The Moon Man (Katharina Thalbach) lives on, or rather, in, the moon – it’s a little like a too-small fishbowl. He’s bored up there, all alone, and one day he grabs the tail of a passing comet and takes a trip to Earth. But Earth’s bully of a President (Michael McElhatton) is afraid that he’s the vanguard of a coming invasion, and sends his army after him. Worst of all, with nothing but an empty moon to look at, children all over the world can’t sleep. It’s up to hermitic inventor-of-everything Bunsen Van der Dunkel (Pat Laffan) to help the Moon Man get back home, and to make sure that the President’s forces don’t capture him in the meantime. The film is very faithful to the Tomi Ungerer book upon which it’s based, and Ungerer himself provides narration.
The pacing, and the frame rate, may be too sluggish to hold the attention of those of us used to Pixar.
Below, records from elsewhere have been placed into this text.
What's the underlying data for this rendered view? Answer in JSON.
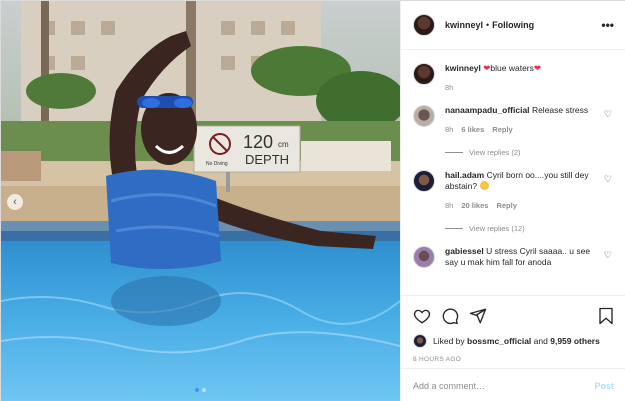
{
  "photo": {
    "sign_depth_number": "120",
    "sign_depth_unit": "cm",
    "sign_depth_word": "DEPTH",
    "sign_no_diving": "No Diving",
    "carousel_dots": 2,
    "carousel_active_index": 1
  },
  "post": {
    "username": "kwinneyl",
    "separator": "•",
    "follow_status": "Following",
    "more_icon": "more-horizontal-icon"
  },
  "caption": {
    "username": "kwinneyl",
    "text": "blue waters",
    "time": "8h"
  },
  "comments": [
    {
      "username": "nanaampadu_official",
      "text": "Release stress",
      "time": "8h",
      "likes": "6 likes",
      "reply": "Reply",
      "view_replies": "View replies (2)"
    },
    {
      "username": "hail.adam",
      "text": "Cyril born oo....you still dey abstain?",
      "time": "8h",
      "likes": "20 likes",
      "reply": "Reply",
      "view_replies": "View replies (12)"
    },
    {
      "username": "gabiessel",
      "text": "U stress Cyril saaaa.. u see say u mak him fall for anoda"
    }
  ],
  "likes": {
    "prefix": "Liked by",
    "user": "bossmc_official",
    "and": "and",
    "others": "9,959 others"
  },
  "timestamp": "8 HOURS AGO",
  "comment_box": {
    "placeholder": "Add a comment…",
    "post_label": "Post"
  },
  "colors": {
    "link_blue": "#3897f0",
    "post_disabled": "#b2dffc",
    "heart_red": "#ed2f4a",
    "muted": "#8e8e8e"
  }
}
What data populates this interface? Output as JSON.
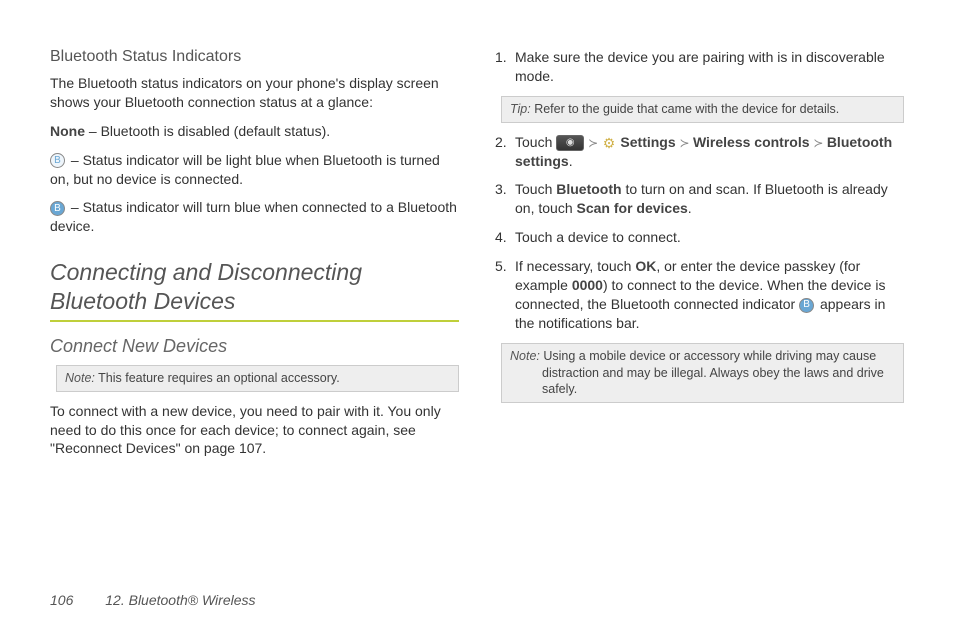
{
  "left": {
    "subsection": "Bluetooth Status Indicators",
    "intro": "The Bluetooth status indicators on your phone's display screen shows your Bluetooth connection status at a glance:",
    "none_label": "None",
    "none_desc": "  – Bluetooth is disabled (default status).",
    "light_desc": " – Status indicator will be light blue when Bluetooth is turned on, but no device is connected.",
    "on_desc": " – Status indicator will turn blue when connected to a Bluetooth device.",
    "section_title": "Connecting and Disconnecting Bluetooth Devices",
    "subheading": "Connect New Devices",
    "note_label": "Note:",
    "note_text": " This feature requires an optional accessory.",
    "pair_text": "To connect with a new device, you need to pair with it. You only need to do this once for each device; to connect again, see \"Reconnect Devices\" on page 107."
  },
  "right": {
    "step1": "Make sure the device you are pairing with is in discoverable mode.",
    "tip_label": "Tip:",
    "tip_text": "  Refer to the guide that came with the device for details.",
    "step2_touch": "Touch ",
    "step2_settings": " Settings",
    "step2_wireless": "Wireless controls",
    "step2_bluetooth": "Bluetooth settings",
    "step3_a": "Touch ",
    "step3_bt": "Bluetooth",
    "step3_b": " to turn on and scan. If Bluetooth is already on, touch ",
    "step3_scan": "Scan for devices",
    "step4": "Touch a device to connect.",
    "step5_a": "If necessary, touch ",
    "step5_ok": "OK",
    "step5_b": ", or enter the device passkey (for example ",
    "step5_0000": "0000",
    "step5_c": ") to connect to the device. When the device is connected, the Bluetooth connected indicator ",
    "step5_d": " appears in the notifications bar.",
    "note2_label": "Note:",
    "note2_text": "  Using a mobile device or accessory while driving may cause distraction and may be illegal. Always obey the laws and drive safely."
  },
  "footer": {
    "page": "106",
    "chapter": "12. Bluetooth® Wireless"
  }
}
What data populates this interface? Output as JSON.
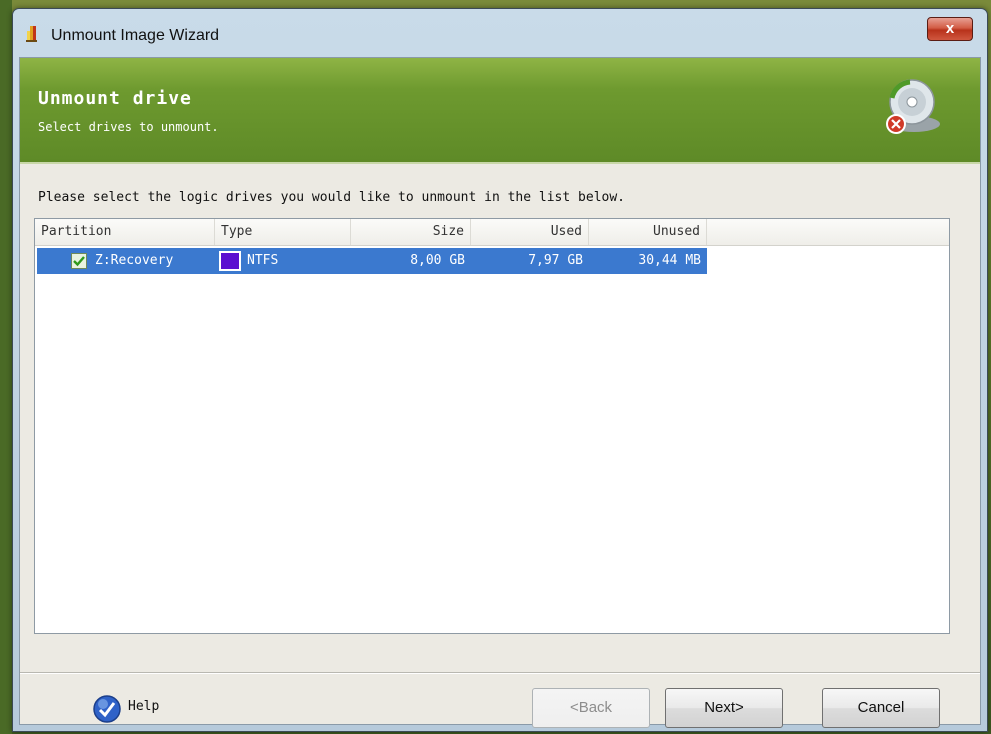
{
  "window": {
    "title": "Unmount Image Wizard",
    "close_glyph": "x"
  },
  "header": {
    "title": "Unmount drive",
    "subtitle": "Select drives to unmount."
  },
  "instruction": "Please select the logic drives you would like to unmount in the list below.",
  "list": {
    "columns": [
      "Partition",
      "Type",
      "Size",
      "Used",
      "Unused"
    ],
    "rows": [
      {
        "checked": true,
        "partition": "Z:Recovery",
        "type": "NTFS",
        "type_color": "#5a0fd0",
        "size": "8,00 GB",
        "used": "7,97 GB",
        "unused": "30,44 MB"
      }
    ]
  },
  "footer": {
    "help": "Help",
    "back": "<Back",
    "next": "Next>",
    "cancel": "Cancel"
  },
  "colors": {
    "header_green": "#6e9a2f",
    "selection_blue": "#3b79cf",
    "close_red": "#c8452b"
  },
  "icons": [
    "wizard-icon",
    "disc-unmount-icon",
    "checkbox-icon",
    "help-icon"
  ]
}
And since the film was originally in German, the lip-sync discrepancy is off-putting; at times it’s uncomfortably like watching old episodes of Inspector Gadget. The nods to grown-ups are often forced and sometimes inappropriate, such as the strange implied sex scene.
But Moon Man does succeed when it stops trying to engage with the last few decades of animated cinema. Every individual image is very beautiful, since they’re so close to Ungerer’s original drawings. It’s like looking at a painting in just the way that Pixar films aren’t. CGI tends to mimic the textures of life (remember how amazing that water in Finding Nemo looked), and old-fashioned animated films often replicate textures we have experienced in other artworks – paintings, the illustrations in picture books, even, let’s say, the very young child’s experience of an ancient aunt’s garishly made-up face. The slow pace actually helps you appreciate the vivid colours and the use of line, if you let yourself get into it. The music, too, is charming, and some moony old standards (the Blue one and the River one) are cleverly employed. See Moon Man with children (of all ages) who need to learn to appreciate life’s subtler pleasures.